A coordinator application allows you to define and execute recurrent and interdependent workflow jobs. The coordinator application defines the conditions under which the execution of workflows can occur.

A bundle application allows you to batch a set of coordinator applications.

Workflows

In the Workflow Editor you can easily perform operations on Oozie action and control nodes.

Action Nodes

The Workflow Editor supports dragging and dropping action nodes. As you move the action over other actions and forks, highlights indicate active areas. If there are actions in the workflow, the active areas are the actions themselves and the areas above and below the actions. If you drop an action on an existing action, a fork and join is added to the workflow.

  • Add actions to the workflow by clicking the action button and drop the action on the workflow. The Edit Node screen displays.

    1. Set the action properties and click Done. Each action in a workflow must have a unique name.
  • Copy an action by clicking the Copy button.

  1. The action is opened in the Edit Node screen.
  2. Edit the action properties and click Done. The action is added to the end of the workflow.
  • Delete an action by clicking the Trash button.
  • Edit an action by clicking the Edit button.
  • Change the position of an action by left-clicking and dragging an action to a new location.

Control Nodes

  • Create a fork and join by dropping an action on top of another action.
  • Remove a fork and join by dragging a forked action and dropping it above the fork.
  • Convert a fork to a decision by clicking the Fork button.
  • To edit a decision:
    1. Click the Edit button.
    2. Fill in the predicates that determine which action to perform and select the default action from the drop-down list.
    3. Click Done.

Note: worfklows.xml and their job.properties cab also directly be selected and executed via the File Browser.

Schedules

In Coordinator Manager you create Oozie coordinator applications and submit them for execution.

Editing a Coordinator

In the Coordinator Editor you specify coordinator properties and the datasets on which the workflow scheduled by the coordinator will operate by stepping through screens in a wizard. You can also advance to particular steps and revisit steps by clicking the Step “tabs” above the screens. The following instructions walk you through the wizard.

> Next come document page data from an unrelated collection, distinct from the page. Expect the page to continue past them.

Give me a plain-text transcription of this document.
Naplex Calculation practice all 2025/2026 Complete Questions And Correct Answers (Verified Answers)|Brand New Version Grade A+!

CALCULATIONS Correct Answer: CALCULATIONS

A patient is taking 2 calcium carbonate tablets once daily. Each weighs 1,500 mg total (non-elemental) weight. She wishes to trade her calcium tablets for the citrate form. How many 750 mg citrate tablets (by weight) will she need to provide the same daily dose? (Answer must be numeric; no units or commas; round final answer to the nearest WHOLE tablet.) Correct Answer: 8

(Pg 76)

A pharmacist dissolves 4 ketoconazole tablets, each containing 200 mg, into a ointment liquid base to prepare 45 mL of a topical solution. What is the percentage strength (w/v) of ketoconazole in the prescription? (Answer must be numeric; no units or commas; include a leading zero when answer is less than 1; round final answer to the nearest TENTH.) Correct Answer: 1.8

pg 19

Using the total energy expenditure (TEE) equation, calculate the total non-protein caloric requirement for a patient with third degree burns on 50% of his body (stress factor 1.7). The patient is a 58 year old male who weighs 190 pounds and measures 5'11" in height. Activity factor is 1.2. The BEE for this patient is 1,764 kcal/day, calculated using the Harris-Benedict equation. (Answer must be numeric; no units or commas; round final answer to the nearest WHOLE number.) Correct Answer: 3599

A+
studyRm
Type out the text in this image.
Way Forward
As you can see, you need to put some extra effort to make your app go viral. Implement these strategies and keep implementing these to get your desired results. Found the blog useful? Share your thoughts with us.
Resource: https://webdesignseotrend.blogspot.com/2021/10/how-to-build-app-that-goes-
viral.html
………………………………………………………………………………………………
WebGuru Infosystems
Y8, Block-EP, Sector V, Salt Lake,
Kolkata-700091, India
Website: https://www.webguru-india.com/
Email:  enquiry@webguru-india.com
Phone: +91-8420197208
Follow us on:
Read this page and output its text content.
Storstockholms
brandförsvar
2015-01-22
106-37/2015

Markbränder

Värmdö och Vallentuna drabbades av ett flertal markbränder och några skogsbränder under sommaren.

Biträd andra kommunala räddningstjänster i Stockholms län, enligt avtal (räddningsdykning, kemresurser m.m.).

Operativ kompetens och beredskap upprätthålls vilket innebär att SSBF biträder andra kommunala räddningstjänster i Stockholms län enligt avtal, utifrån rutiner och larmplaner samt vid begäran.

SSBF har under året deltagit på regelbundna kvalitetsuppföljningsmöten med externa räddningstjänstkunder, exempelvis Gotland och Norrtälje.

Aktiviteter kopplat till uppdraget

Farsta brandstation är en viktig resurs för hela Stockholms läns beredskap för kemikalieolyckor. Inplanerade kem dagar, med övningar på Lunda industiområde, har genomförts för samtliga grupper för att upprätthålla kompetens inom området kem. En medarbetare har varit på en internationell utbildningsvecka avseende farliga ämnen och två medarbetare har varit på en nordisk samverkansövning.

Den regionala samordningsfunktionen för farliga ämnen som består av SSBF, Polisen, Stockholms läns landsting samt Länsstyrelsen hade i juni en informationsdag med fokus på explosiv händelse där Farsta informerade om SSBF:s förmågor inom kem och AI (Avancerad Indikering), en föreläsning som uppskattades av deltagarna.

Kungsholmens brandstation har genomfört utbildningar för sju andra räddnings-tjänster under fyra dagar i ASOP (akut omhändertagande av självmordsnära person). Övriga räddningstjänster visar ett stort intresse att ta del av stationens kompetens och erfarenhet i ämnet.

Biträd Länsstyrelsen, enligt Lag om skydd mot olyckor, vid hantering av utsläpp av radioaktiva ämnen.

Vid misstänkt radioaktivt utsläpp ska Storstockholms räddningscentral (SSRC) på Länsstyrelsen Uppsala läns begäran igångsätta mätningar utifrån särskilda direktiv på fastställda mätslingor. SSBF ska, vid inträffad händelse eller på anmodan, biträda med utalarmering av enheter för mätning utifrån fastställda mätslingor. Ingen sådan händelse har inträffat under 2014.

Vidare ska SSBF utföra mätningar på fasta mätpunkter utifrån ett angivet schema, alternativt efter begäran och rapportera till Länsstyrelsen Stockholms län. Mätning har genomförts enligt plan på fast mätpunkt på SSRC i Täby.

  1. Type a name, select the workflow, check the Is shared checkbox to share the job, and click Next. If the Coordinator Editor was opened after scheduling a workflow, the workflow will be set.
  2. Select how many times the coordinator will run for each specified unit, the start and end times of the coordinator, the timezone of the start and end times, and click Next. Times must be expressed as UTC times. For example, to run at 10 pm PST, specify a start time of 6 am UTC of the following day (+8 hours) and set the Timezone field to America/Los_Angeles.
  3. Click Add to select an input dataset and click Next. If no datasets exist, follow the procedure in Creating a Dataset.
  4. Click Add to select an output dataset. Click Save coordinator or click Next to specify advanced settings.
  5. To share the coordinator with all users, check the Isshared checkbox.
  6. Fill in parameters to pass to Oozie, properties that determine how long a coordinator will wait before timing out, how many coordinators can run and wait concurrently, and the coordinator execution policy.
  7. Click Save coordinator.

Creating a Dataset

  1. In the Coordinator Editor, do one of the following:
    • Click here in the Inputs or Outputs pane at the top of the editor.
    • In the pane at the left, click the Create new link. Proceed with Editing a Dataset.

Editing a Dataset

  1. Type a name for the dataset.
  2. In the Start and Frequency fields, specify when and how often the dataset will be available.
  3. In the URI field, specify a URI template for the location of the dataset. To construct URIs and URI paths containing dates and timestamps, you can specify the variables ${YEAR},${MONTH},${DAY},${HOUR},${MINUTE}. For example: hdfs://foo:9000/usr/app/stats/${YEAR}/${MONTH}/data.
  4. In the Instance field, click a button to choose a default, single, or range of data instances. For example, if frequency==DAY, a window of the last rolling 5 days (not including today) would be expressed as start: -5 and end: -1. Check the advanced checkbox to display a field where you can specify a coordinator EL function.
  5. Specify the timezone of the start date.
  6. In the Done flag field, specify the flag that identifies when input datasets are no longer ready.

Bundles

A bundle consists in a collection of schedules.

Creating a Bundle

  1. Click the Create button at the top right.
  2. In the Name field, type a name.
  3. In the Kick off time field, choose a kick off time.
  4. Check the Is shared checkbox to allow all users to access the workflow.
  5. Click Save. The Bundle Editor opens. Proceed with Editing a Bundle.

Editing a Bundle

In the Bundle Editor, you specify properties by stepping through screens in a wizard. You can also advance to particular steps and revisit steps by clicking the Step “tabs” above the screens. The following instructions walk you through the wizard.

  1. Click Add to select a coordinator that the bundle will kick off.
  2. Choose the kick off time. The time must be expressed as a UTC time. For example, to run at 10 pm PST, specify a start time of 6 am UTC of the following day (+8 hours).
  3. To share the bundle with all users, check the Is shared checkbox.
  4. Click Next to specify advanced settings or click Save bundle.
  5. Fill in parameters to pass to Oozie.
  6. Click Save bundle.